Le MMR  : Si vous aviez trois sujets qu’en qualité de sociologue vous auriez à privilégier aujourd’hui, quels seraient-ils ?

V.C. : Le premier sujet majeur, c’est l’âgisme. Je pense que notre société est plus âgiste aujourd’hui qu’elle ne l’était au début du XIXème siècle. L’âgisme c’est d’abord ce regard dépréciatif que nous portons sur les corps âgés dégradés et infirmes. Or, les travaux sur l’âgisme sont beaucoup plus développés en Belgique par exemple qu’en France.

Françoise Cribier a montré comment dans les années 70 les premières générations de retraités ont inventé la retraite. A nous aujourd’hui d’inventer la période du grand âge.
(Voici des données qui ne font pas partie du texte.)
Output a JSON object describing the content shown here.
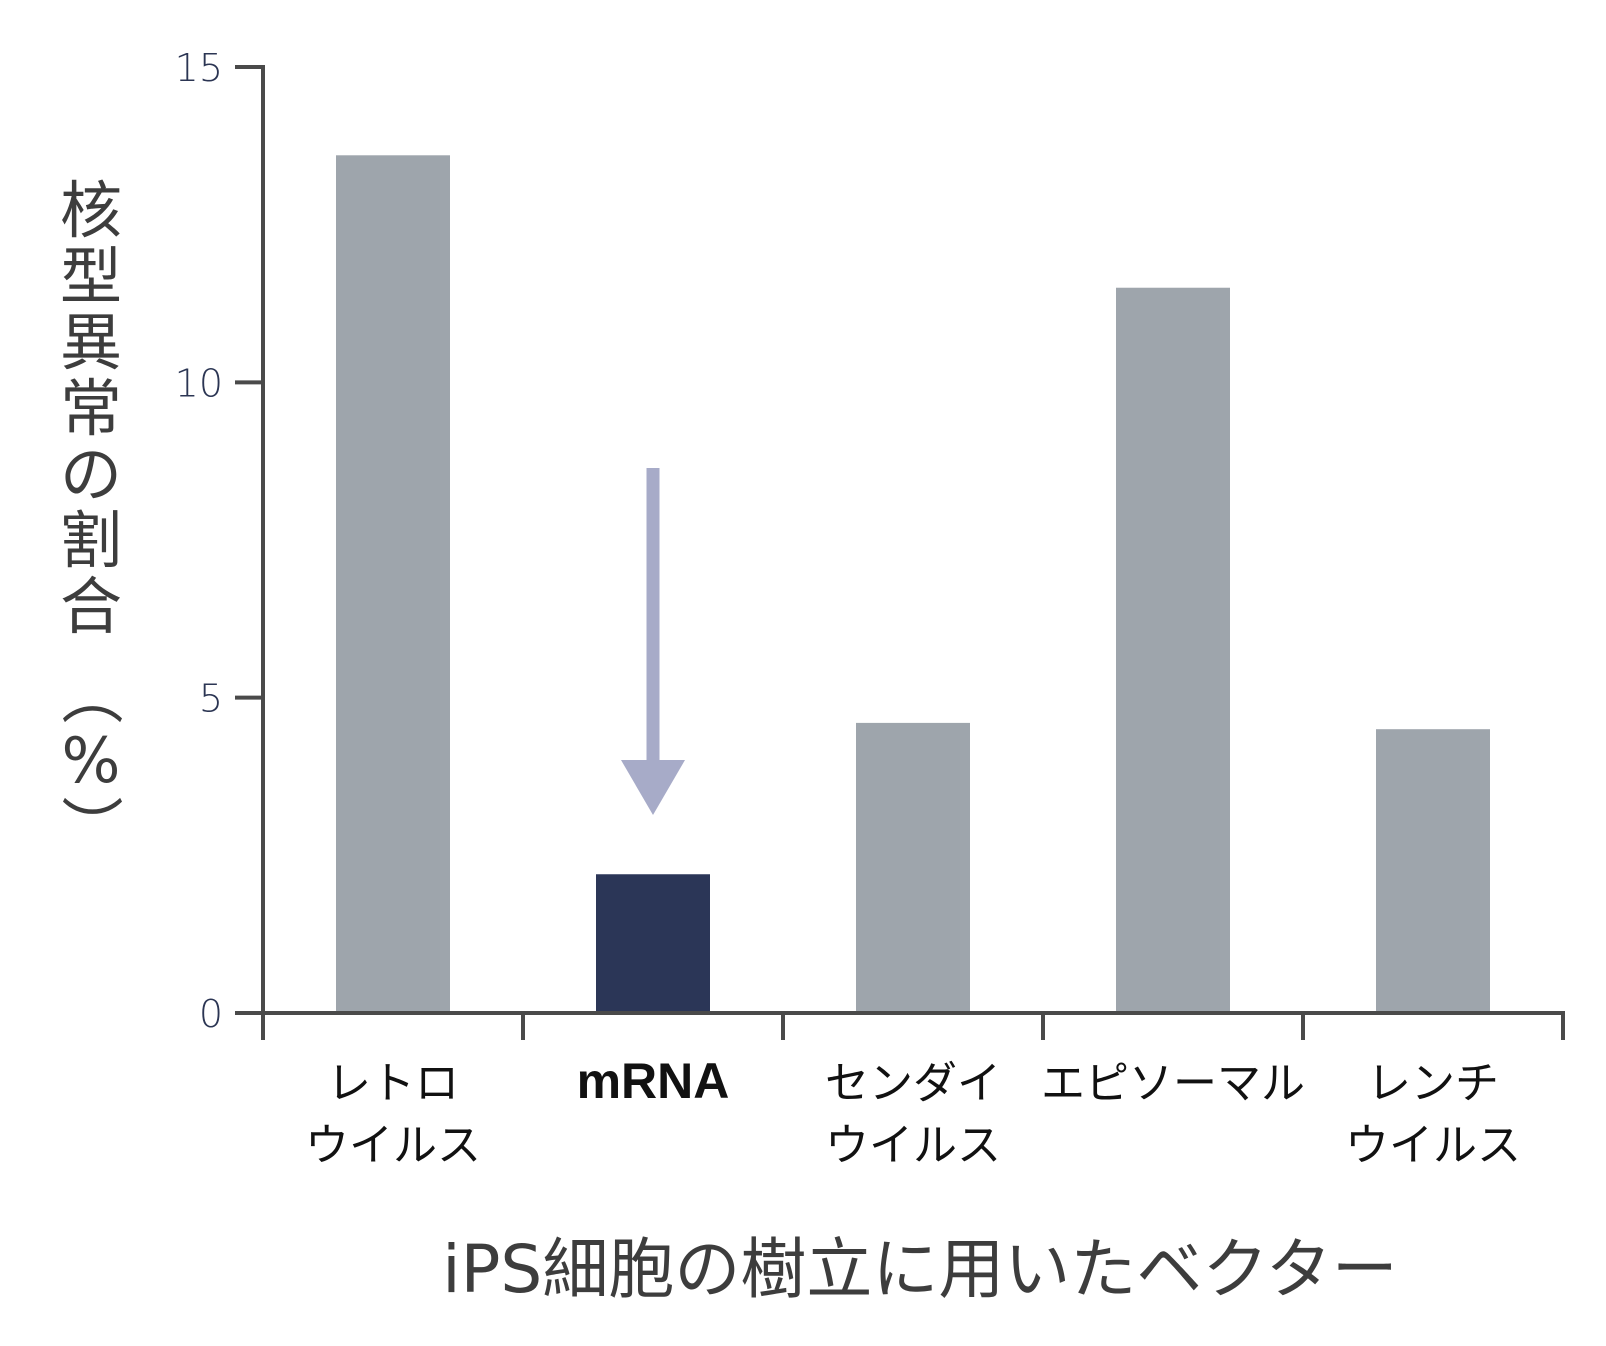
{
  "chart_data": {
    "type": "bar",
    "title": "",
    "xlabel": "iPS細胞の樹立に用いたベクター",
    "ylabel": "核型異常の割合（%）",
    "ylabel_chars": [
      "核",
      "型",
      "異",
      "常",
      "の",
      "割",
      "合",
      "（",
      "%",
      "）"
    ],
    "ylim": [
      0,
      15
    ],
    "yticks": [
      0,
      5,
      10,
      15
    ],
    "grid": false,
    "legend": null,
    "categories": [
      {
        "lines": [
          "レトロ",
          "ウイルス"
        ],
        "highlight": false
      },
      {
        "lines": [
          "mRNA"
        ],
        "highlight": true
      },
      {
        "lines": [
          "センダイ",
          "ウイルス"
        ],
        "highlight": false
      },
      {
        "lines": [
          "エピソーマル"
        ],
        "highlight": false
      },
      {
        "lines": [
          "レンチ",
          "ウイルス"
        ],
        "highlight": false
      }
    ],
    "category_names": [
      "レトロウイルス",
      "mRNA",
      "センダイウイルス",
      "エピソーマル",
      "レンチウイルス"
    ],
    "values": [
      13.6,
      2.2,
      4.6,
      11.5,
      4.5
    ],
    "annotations": [
      {
        "type": "arrow",
        "direction": "down",
        "target_category": "mRNA"
      }
    ]
  },
  "colors": {
    "bar_default": "#9ea5ac",
    "bar_highlight": "#2b3657",
    "arrow": "#a7abc8",
    "axis": "#4a4a4a",
    "tick_label": "#2b3553",
    "axis_title": "#3d3d3d",
    "category_label": "#111111"
  }
}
C’est une période inédite caractérisée par un « vieillissement dans le vieillissement ». Quand la question dans les années 70 était de savoir comment les gens allaient occuper cette nouvelle période d’inactivité, celle des prochaines années consistera à savoir ce que nous voulons faire de l’allongement de la vie qui se présente à nous.

Le deuxième enjeu, c’est l’habitat intermédiaire. Nous sommes face à une tendance forte qui consiste à trouver des alternatives au domicile ou à l’Ehpad. Je pense notamment aux travaux de la sociologue Anne Labit sur les nouvelles formes d’habitat, participatives, solidaires ou auto-gérées.

Enfin, je considère l’intergénérationnel comme le troisième grand défi. Jamais nous n’aurons vécu dans une société où cohabitent des gens aussi différents en âge. Plus que l’intergénérationnel d’ailleurs, c’est d’une société plurigénérationnelle dont il faut parler qui doit amener à trouver un juste équilibre entre l’entre soi générationnel et l’ouverture intergénérationnelle.

Le MMR  : Au moment où les pouvoirs publics parlent de loi et de réformes, à quoi peuvent servir les sociologues pour aider à voir de quoi sera fait demain ?

V.C. : Je ne crois pas à la sociologie prospective. Les sociologues analysent la société présente ou la façon dont elle a évolué au cours des précédentes années. La sociologie que je pratique est du côté des gens, c’est une sociologie de l’expérience. Si nous avons quelque chose à apporter aux professionnels et aux politiques, c’est de leur donner à voir comment les personnes vivent les dispositifs qui leur sont proposés. Je plaide pour une sociologie compréhensive.